New Delhi: For 62-year-old Pakistani national Mohammad Qamar, a seven-year ordeal ended on Friday after the Supreme Court ordered his release from a foreigners’ detention centre, where he has been lodged since 2015.
A bench of Justices D.Y. Chandrachud and Hima Kohli noted that no material has been brought on record by the Central government to establish he is any security threat.
As he had married an Indian citizen and is the father of five children, who are Indian citizens, the bench asked the Centre to decide on granting him a long-term visa, and its decision should be placed before the court within four months. The bench said: “We are of the view that keeping the detenu in detention would not be apt.”
Senior advocate Sanjay Parikh, representing the petitioner, submitted that persons who were under detention in Assam for over 2 years were released, and similar relaxation is not being given to Qamar, which amounts to discrimination.
Additional Solicitor General K.M. Nataraj, representing the Centre, submitted that Uttar Pradesh had recommended against granting him a long-term visa.
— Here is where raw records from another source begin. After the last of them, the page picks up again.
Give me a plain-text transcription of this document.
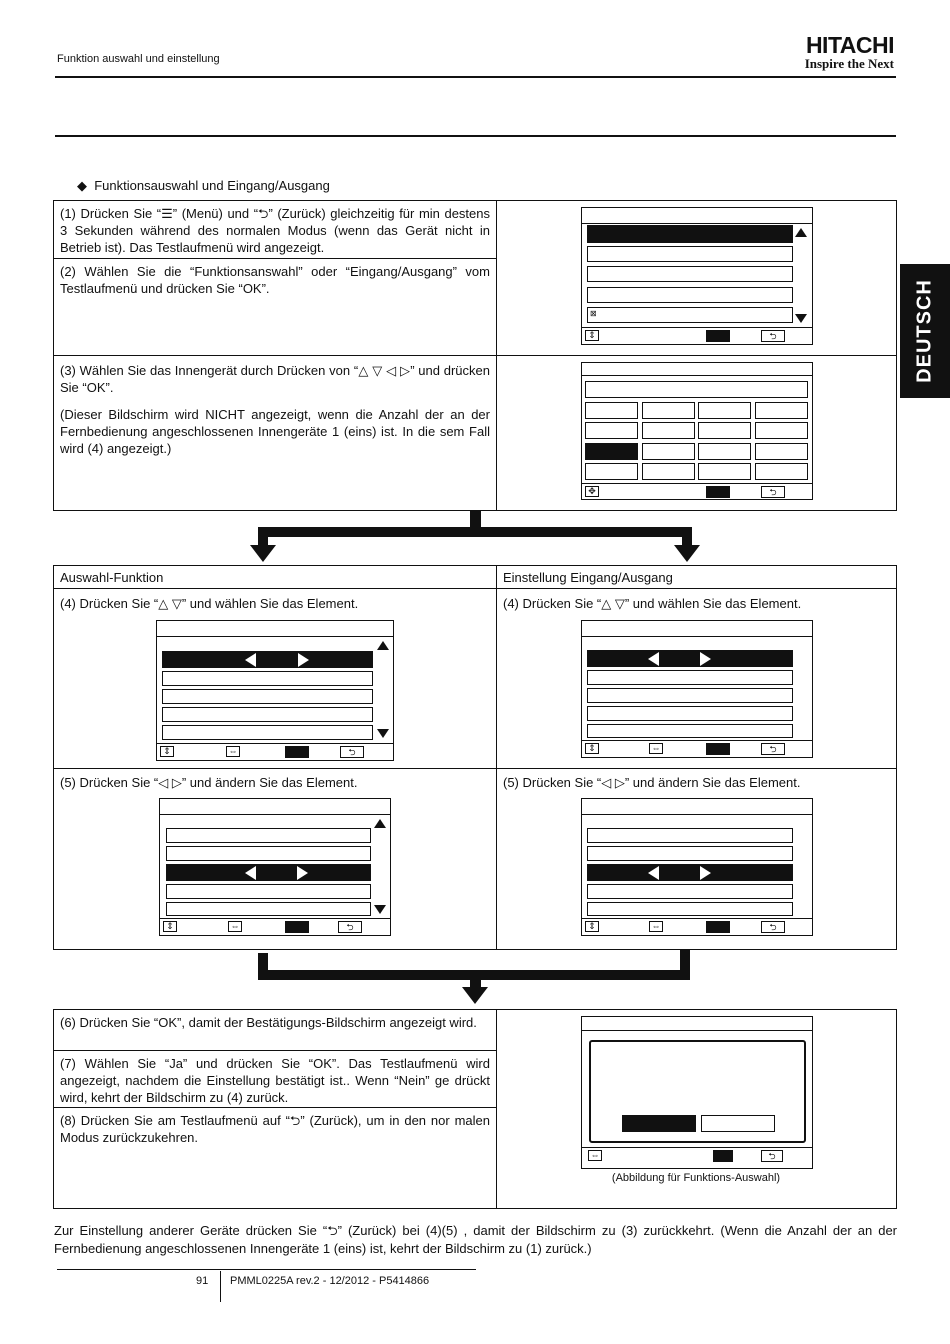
Funktion auswahl und einstellung
HITACHI
Inspire the Next
DEUTSCH
◆  Funktionsauswahl und Eingang/Ausgang
(1) Drücken Sie “☰” (Menü) und “⮌” (Zurück) gleichzeitig für min destens 3 Sekunden während des normalen Modus (wenn das Gerät nicht in Betrieb ist). Das Testlaufmenü wird angezeigt.
(2) Wählen Sie die “Funktionsanswahl” oder “Eingang/Ausgang” vom Testlaufmenü und drücken Sie “OK”.
(3) Wählen Sie das Innengerät durch Drücken von “△ ▽ ◁ ▷” und drücken Sie “OK”.
(Dieser Bildschirm wird NICHT angezeigt, wenn die Anzahl der an der Fernbedienung angeschlossenen Innengeräte 1 (eins) ist. In die sem Fall wird (4) angezeigt.)
⊠
⇕	⮌
✥	⮌
Auswahl-Funktion	Einstellung Eingang/Ausgang
(4) Drücken Sie “△ ▽” und wählen Sie das Element.	(4) Drücken Sie “△ ▽” und wählen Sie das Element.
(5) Drücken Sie “◁ ▷” und ändern Sie das Element.	(5) Drücken Sie “◁ ▷” und ändern Sie das Element.
⇕	⇔	⮌	⇕	⇔	⮌
⇕	⇔	⮌	⇕	⇔	⮌
(6) Drücken Sie “OK”, damit der Bestätigungs-Bildschirm angezeigt wird.
(7) Wählen Sie “Ja” und drücken Sie “OK”. Das Testlaufmenü wird angezeigt, nachdem die Einstellung bestätigt ist.. Wenn “Nein” ge drückt wird, kehrt der Bildschirm zu (4) zurück.
(8) Drücken Sie am Testlaufmenü auf “⮌” (Zurück), um in den nor malen Modus zurückzukehren.
⇔	⮌
(Abbildung für Funktions-Auswahl)
Zur Einstellung anderer Geräte drücken Sie “⮌” (Zurück) bei (4)(5) , damit der Bildschirm zu (3) zurückkehrt. (Wenn die Anzahl der an der Fernbedienung angeschlossenen Innengeräte 1 (eins) ist, kehrt der Bildschirm zu (1) zurück.)
91 PMML0225A rev.2 - 12/2012 - P5414866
The Uttar Pradesh government counsel cited a senior police officer’s views that since he had already divorced his wife, there is no justification for him to stay in India.
However, the bench pointed out that there is nothing on record to show the divorce, and also all his children are in India.
As the Centre’s counsel argued that Qamar is a Pakistani national and he cannot claim fundamental rights under Article 19 and 21, the bench replied that he is over 60 years and he may need his children. “Where will you push him? Pakistan does not want him?” it told the ASG.
The bench said the Ministry of Home Affairs should take a fresh decision on Qamar’s representation for a long-term visa.
The top court released Qamar on the condition of furnishing a personal bond of Rs 5,000 and two sureties of the like amount and his permanent address in Meerut where he proposes to stay.
Qamar’s children had filed a habeas corpus petition in the Supreme Court seeking his release from the detention centre. Previously, the bench had queried the Centre, for how long it will keep a Pakistani national under detention against the backdrop that Islamabad denied accepting him as its citizen, and pointed out that there cannot be indefinite detention.
In August 2011, Qamar was arrested from Meerut, held guilty by a court for overstaying his visa, and sentenced to three years and six months in jail.
After completing the sentence, he was sent to the detention centre at Lampur in Narela here on February 7, 2015, for deportation to Pakistan, but was languishing there since.